Wiceminister rolnictwa Michał Kołodziejczak nie szczędził słów krytyki wobec działalności swojego resortu. W rozmowie z radiem RMF FM wyraził duży niedosyt po roku pracy w ministerstwie, podkreślając, że instytucja nie funkcjonuje w sposób satysfakcjonujący. Na te wypowiedzi zareagował minister rolnictwa Czesław Siekierski, sugerując, że jego podwładny powinien przeprosić za swoje słowa, które mogą być odebrane jako atak na pracowników resortu.
Krytyka i refleksje nad przyszłością
Kołodziejczak stwierdził, że gdyby ministerstwo działało sprawniej, konieczne byłoby wprowadzenie ochrony dla strategicznych przedsiębiorstw produkujących żywność. Kiedy zapytano go, czy instytucja działa prawidłowo, odpowiedział jednoznacznie: „Nie”. Przedstawił problemy związane z przerostem zatrudnienia, dublowaniem zadań oraz nieefektywną organizacją pracy.
Wiceminister dodał, że regularnie zgłasza swoje uwagi ministrowi, aczkolwiek ostateczne decyzje nie należą do jego kompetencji. Czesław Siekierski w swojej odpowiedzi skomentował młody wiek Kołodziejczaka, sugerując, że jego emocje i ofensywne podejście mogą wynikać z niedoświadczenia w polityce.

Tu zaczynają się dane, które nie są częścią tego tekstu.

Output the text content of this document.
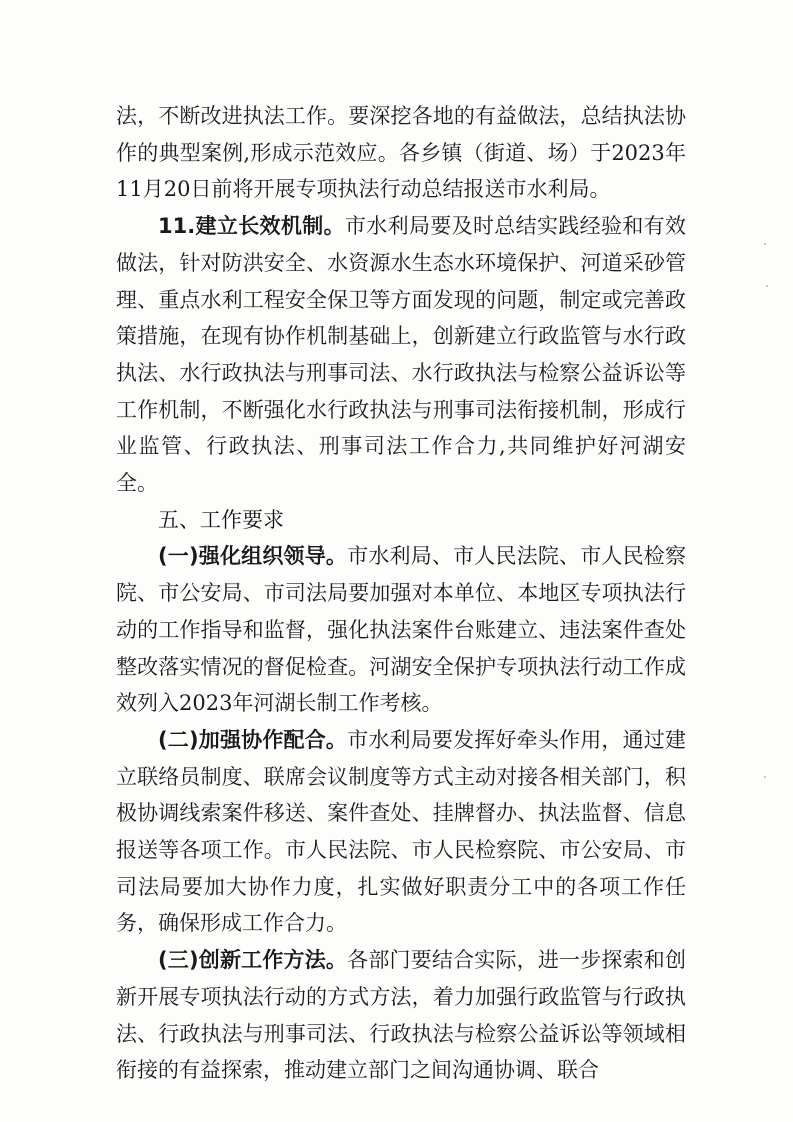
法，不断改进执法工作。要深挖各地的有益做法，总结执法协作的典型案例,形成示范效应。各乡镇（街道、场）于2023年11月20日前将开展专项执法行动总结报送市水利局。

11.建立长效机制。市水利局要及时总结实践经验和有效做法，针对防洪安全、水资源水生态水环境保护、河道采砂管理、重点水利工程安全保卫等方面发现的问题，制定或完善政策措施，在现有协作机制基础上，创新建立行政监管与水行政执法、水行政执法与刑事司法、水行政执法与检察公益诉讼等工作机制，不断强化水行政执法与刑事司法衔接机制，形成行业监管、行政执法、刑事司法工作合力,共同维护好河湖安全。

五、工作要求

(一)强化组织领导。市水利局、市人民法院、市人民检察院、市公安局、市司法局要加强对本单位、本地区专项执法行动的工作指导和监督，强化执法案件台账建立、违法案件查处整改落实情况的督促检查。河湖安全保护专项执法行动工作成效列入2023年河湖长制工作考核。

(二)加强协作配合。市水利局要发挥好牵头作用，通过建立联络员制度、联席会议制度等方式主动对接各相关部门，积极协调线索案件移送、案件查处、挂牌督办、执法监督、信息报送等各项工作。市人民法院、市人民检察院、市公安局、市司法局要加大协作力度，扎实做好职责分工中的各项工作任务，确保形成工作合力。

(三)创新工作方法。各部门要结合实际，进一步探索和创新开展专项执法行动的方式方法，着力加强行政监管与行政执法、行政执法与刑事司法、行政执法与检察公益诉讼等领域相衔接的有益探索，推动建立部门之间沟通协调、联合
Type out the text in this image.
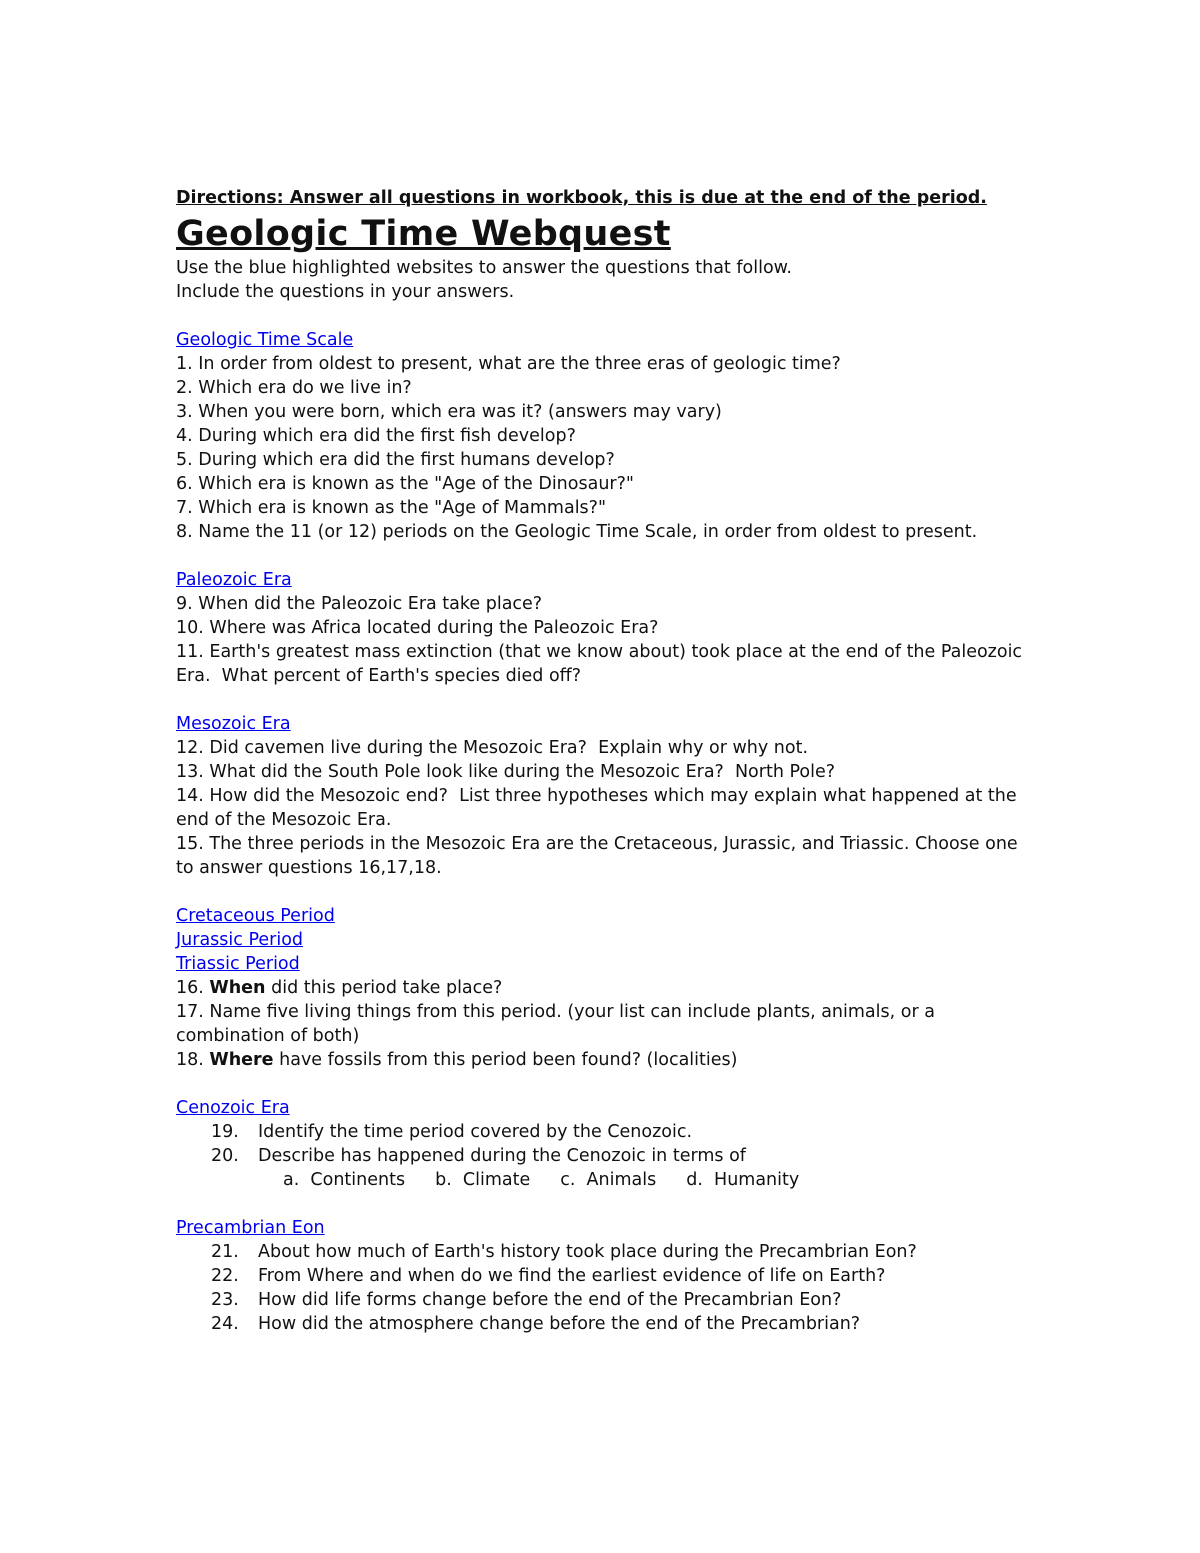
Directions: Answer all questions in workbook, this is due at the end of the period.
Geologic Time Webquest
Use the blue highlighted websites to answer the questions that follow.
Include the questions in your answers.
Geologic Time Scale
1. In order from oldest to present, what are the three eras of geologic time?
2. Which era do we live in?
3. When you were born, which era was it? (answers may vary)
4. During which era did the first fish develop?
5. During which era did the first humans develop?
6. Which era is known as the "Age of the Dinosaur?"
7. Which era is known as the "Age of Mammals?"
8. Name the 11 (or 12) periods on the Geologic Time Scale, in order from oldest to present.
Paleozoic Era
9. When did the Paleozoic Era take place?
10. Where was Africa located during the Paleozoic Era?
11. Earth's greatest mass extinction (that we know about) took place at the end of the Paleozoic Era.  What percent of Earth's species died off?
Mesozoic Era
12. Did cavemen live during the Mesozoic Era?  Explain why or why not.
13. What did the South Pole look like during the Mesozoic Era?  North Pole?
14. How did the Mesozoic end?  List three hypotheses which may explain what happened at the end of the Mesozoic Era.
15. The three periods in the Mesozoic Era are the Cretaceous, Jurassic, and Triassic. Choose one to answer questions 16,17,18.
Cretaceous Period
Jurassic Period
Triassic Period
16. When did this period take place?
17. Name five living things from this period. (your list can include plants, animals, or a combination of both)
18. Where have fossils from this period been found? (localities)
Cenozoic Era
19.	Identify the time period covered by the Cenozoic.
20.	Describe has happened during the Cenozoic in terms of
a.  Continents b.  Climate c.  Animals d.  Humanity
Precambrian Eon
21.	About how much of Earth's history took place during the Precambrian Eon?
22.	From Where and when do we find the earliest evidence of life on Earth?
23.	How did life forms change before the end of the Precambrian Eon?
24.	How did the atmosphere change before the end of the Precambrian?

Oczekiwania i zmiany w ministerstwie
Nieco łagodniej Kołodziejczak skomentował swoje wcześniejsze uwagi dla Polsat News, wyjaśniając, że nie twierdzi, iż w ministerstwie dzieje się coś złego, lecz pragnie widzieć więcej pozytywnych działań. Podkreślił, że został oddelegowany przez Donalda Tuska z zamiarem współpracy, a pustosłowiem nie jest w stanie pomóc.
Wiceminister zauważył, że konieczne jest zmniejszenie liczby pracowników w resorcie oraz poprawa ich wynagrodzeń. Przypomniał, że takie decyzje są trudne, lecz konieczne dla poprawy funkcjonowania ministerstwa. Wskazał również na potrzebę uproszczenia procedur, citeując przykłady z działalności prezydenta Argentyny.
Kontrowersje i przyszłość polskiego rolnictwa
Kołodziejczak zauważa, że w obecnym stanie rzeczy rolnicy są traktowani jak podejrzani, gdyż nadmierna kontrola staje się standardem. Z jego perspektywy, wymagana jest długofalowa strategia dla sektora rolnictwa, która wybiegałaby w przyszłość na co najmniej 20 lat.
Podsumowując, przyznał, że jego zastrzeżenia dotyczące funkcjonowania ministerstwa zgłasza na bieżąco, deklarując chęć współpracy z ministrem Siekierskim, którego ocenił jako mądrego i uczciwego polityka. Kołodziejczak wyraził nadzieję na pozytywne zmiany w resorcie, które są niezbędne dla poprawy sytuacji w polskim rolnictwie.